Regional printing trade shows mostly are things of the past—just try to find anyone these days who remembers the Graph Tech expos for the Northeast or the Gutenberg Festivals that once tried to take root on the West Coast. Vendors can’t justify the expense of exhibiting at these local affairs, and printers can’t find the time to attend them. Besides, isn’t pretty much everything we need to know about equipment, technology, business trends, and our counterparts in the printing industry available right here on the Internet?
All of the above may be true, but in spite of that, members of the industry still find value in the knowledge-sharing camaraderie that only face-to-face encounters can provide. At its “Innovation Forum” on the evening of March 20, the Long Island branch of Printing Industries Alliance (PIA) offered about 150 registered attendees the opportunity to come together for just such a program: a business networking exchange for graphic communications professionals, complete with educational sessions and displays by more than two dozen sponsoring exhibitors.
The event, held at the Holiday Inn in Plainview, NY, lasted for only three hours, and the displays consisted mainly of literature on table tops. It may not have been a “trade show” in the strictest or even a loose sense of that term, but it was a welcome demonstration of industry solidarity that PIA president Tim Freeman was correct to call a “win-win” for everyone who participated.

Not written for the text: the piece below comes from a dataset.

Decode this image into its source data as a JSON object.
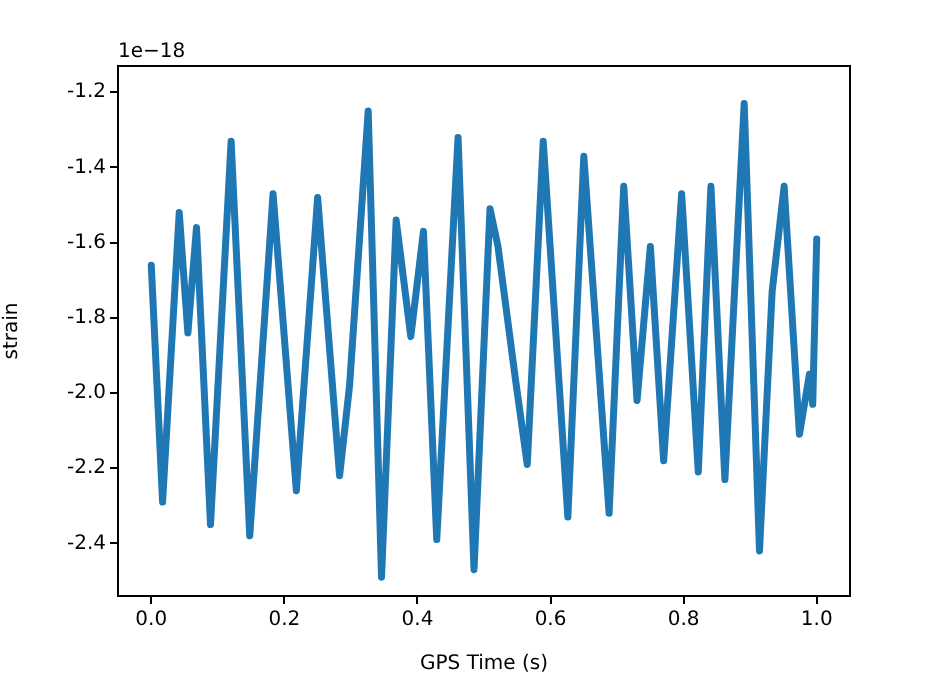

It also was a successful second try at hosting a get-together that Hurricane Sandy forced PIA to cancel when that killer storm blew through the area last October. Since then, Freeman and fellow PIA stalwart Bill Dirzulaitis have been working the phones in an effort to rekindle interest. Freeman gives Dirzulaitis—the former president of what used to be the New York City metro area’s largest printing trade association—much of the credit for driving the turnout.
Freeman also saluted his Long Islanders for being “probably the best group we have” in terms of member activism within PIA, a trade group serving New York State, northern New Jersey, and northwestern Pennsylvania.
And while the exhibits may have been small, the names behind them weren’t, with HP, Xerox, Heidelberg, KBA, and other national and local providers lending their prestige to the gathering as they interacted with their Long Island customers. HP earned extra attention by hosting the open bar and buffet that refreshed attendees throughout the evening.
Tim Freeman, president, Printing Industries Alliance
A pair of educational sessions addressed topics that are. or should be, of high interest to printers on Long Island and everywhere else: opportunities in high-volume inkjet production; and strategies for mergers and acquisitions (M&As) in an environment that, sooner or later, may require most print business owners to choose between selling their firms or absorbing other companies.
Fred Simonson, a consultant with Gimbel & Associates, surveyed available high-volume inkjet printing technologies and offered guidelines for investing in them. To achieve ROI with one of these presses, he said, a printing company should be capable of placing at least 10 million pages per month on it in one of the “sweet spot” product categories for inkjet: transactional printing, direct mail, and books.
According to Simonson, the investment in an “entry level” inkjet press can run from $2 million to $2.5 million when the costs of the controller, software, pre- and post-feeders, training, and other necessities are factored in. Given a sustained workload in the right applications, he said, the economics of print manufacturing with equipment of this kind can be “very favorable—but you need to drive that printer all the time.”
Printers also must remember that the interaction of water-based ink, paper, and heat in an inkjet production run sometimes “does some strange things” to the quality of what’s being printed. “You’re literally changing the physics of that sheet of paper” when putting it through an inkjet press, said Simonson, who recommended running on pre-treated or coated paper for the best results.
New Direction Partners (NDP) is a consultancy that brokers and manages M&As within the graphic communications industry. Peter Schaefer, its representative at the Innovation Forum, said that these transactions “have become a mode of survival in the printing industry” because of the shrinkage of the demand for print and the resulting contraction of the industry’s business base.
Another piece of handwriting on the wall, said Schaefer, is the fact that “printing is one of the most fragmented industries in the United States, and fragmented industries inevitably consolidate.”
As Schaefer described them, well executed M&As are proactive and profitable responses to this looming trend for buyers and sellers alike. Print company owners who are finding organic growth hard to achieve can obtain the broader customer base and capabilities they need by purchasing these assets from other companies. By agreeing to be acquired, owners ready to exit the business can do so gracefully without having to resort to liquidation or other equally unattractive alternatives.
Schaefer reviewed various types of M&A transactions and discussed characteristics that make printing companies desirable or undesirable as acquisition targets. He also noted that multiple of EBITDA, the primary yardstick for determining selling price, now averages between 4 and 5 for printing companies that are healthy and growing or have a specialty that other firms will want to acquire.
Printing Industries Alliance has headquarters in Amherst, NY, and an office for the New York-New Jersey metro area in Roselle Park, NJ. Upcoming events include a 10-hour OSHA outreach for printers and a two-day human resources conference.